Investigation of the population dynamics within a Pseudomonas aeruginosa biofilm using a flow based biofilm model system and flow cytometric evaluation of cellular physiology
Published in Biofouling, 2018
Juzwa Wojciech, Myszka Kamila, Białas Wojciech
Another explanation for the observed differences in the percentages of active sub-populations between P. aeruginosa biofilm and planktonic forms results from the fluorogenic redox indicator (RedoxSensor™ Green reagent from Life Technologies) used in this study to measure the cellular redox potential.
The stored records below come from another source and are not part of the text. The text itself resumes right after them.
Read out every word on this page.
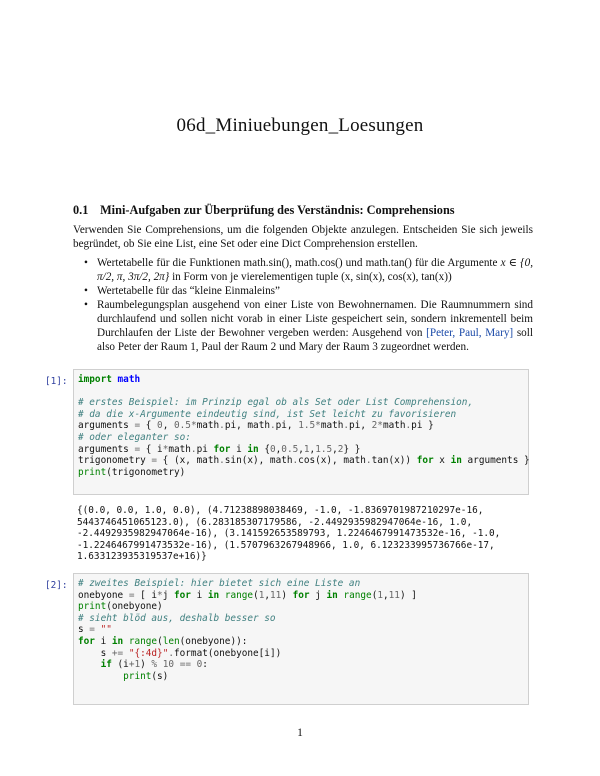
06d_Miniuebungen_Loesungen
0.1 Mini-Aufgaben zur Überprüfung des Verständnis: Comprehensions
Verwenden Sie Comprehensions, um die folgenden Objekte anzulegen. Entscheiden Sie sich jeweils begründet, ob Sie eine List, eine Set oder eine Dict Comprehension erstellen.
• Wertetabelle für die Funktionen math.sin(), math.cos() und math.tan() für die Argumente x ∈ {0, π/2, π, 3π/2, 2π} in Form von je vierelementigen tuple (x, sin(x), cos(x), tan(x))
• Wertetabelle für das “kleine Einmaleins”
• Raumbelegungsplan ausgehend von einer Liste von Bewohnernamen. Die Raumnummern sind durchlaufend und sollen nicht vorab in einer Liste gespeichert sein, sondern inkrementell beim Durchlaufen der Liste der Bewohner vergeben werden: Ausgehend von [Peter, Paul, Mary] soll also Peter der Raum 1, Paul der Raum 2 und Mary der Raum 3 zugeordnet werden.
[1]: import math

# erstes Beispiel: im Prinzip egal ob als Set oder List Comprehension,
# da die x-Argumente eindeutig sind, ist Set leicht zu favorisieren
arguments = { 0, 0.5*math.pi, math.pi, 1.5*math.pi, 2*math.pi }
# oder eleganter so:
arguments = { i*math.pi for i in {0,0.5,1,1.5,2} }
trigonometry = { (x, math.sin(x), math.cos(x), math.tan(x)) for x in arguments }
print(trigonometry)
{(0.0, 0.0, 1.0, 0.0), (4.71238898038469, -1.0, -1.8369701987210297e-16,
5443746451065123.0), (6.283185307179586, -2.4492935982947064e-16, 1.0,
-2.4492935982947064e-16), (3.141592653589793, 1.2246467991473532e-16, -1.0,
-1.2246467991473532e-16), (1.5707963267948966, 1.0, 6.123233995736766e-17,
1.633123935319537e+16)}
[2]: # zweites Beispiel: hier bietet sich eine Liste an
onebyone = [ i*j for i in range(1,11) for j in range(1,11) ]
print(onebyone)
# sieht blöd aus, deshalb besser so
s = ""
for i in range(len(onebyone)):
s += "{:4d}".format(onebyone[i])
if (i+1) % 10 == 0:
print(s)
1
RedoxSensor™ Green reagent is a substrate for cellular reductases, which are parts of the bacterial electron transport systems related to oxidative phosphorylation and thus to cellular respiration (Kalyuzhnaya et al. 2008). As the reductases are not crucial for substrate-level phosphorylation involved in fermentation processes the observed high levels of reductase activity may indicate the metabolic switch towards the cellular respiration (Kihira et al. 2012). The observed higher percentages of active (sub-population P6) cells among planktonic forms may be due to the exposure of free-living P. aeruginosa cells to high aeration during culture in FBMS, resulting in the aerobic respiration processes that dominated their metabolism. This is consistent with the studies of Heffernan et al. (2009), who observed the superior performance of planktonic cells of Pseudomonas fluorescens over biofilm cells in degradation of xenobiotics. They reported the higher utilization rate of a tested xenobiotic (fluoroacetate) by planktonic cells than by biofilm forms, and concluded that this may be due to both oxygen limitation in the biofilm and the high free-fluoride concentrations recorded in the tubular biofilm reactor used in the study (Heffernan et al. 2009).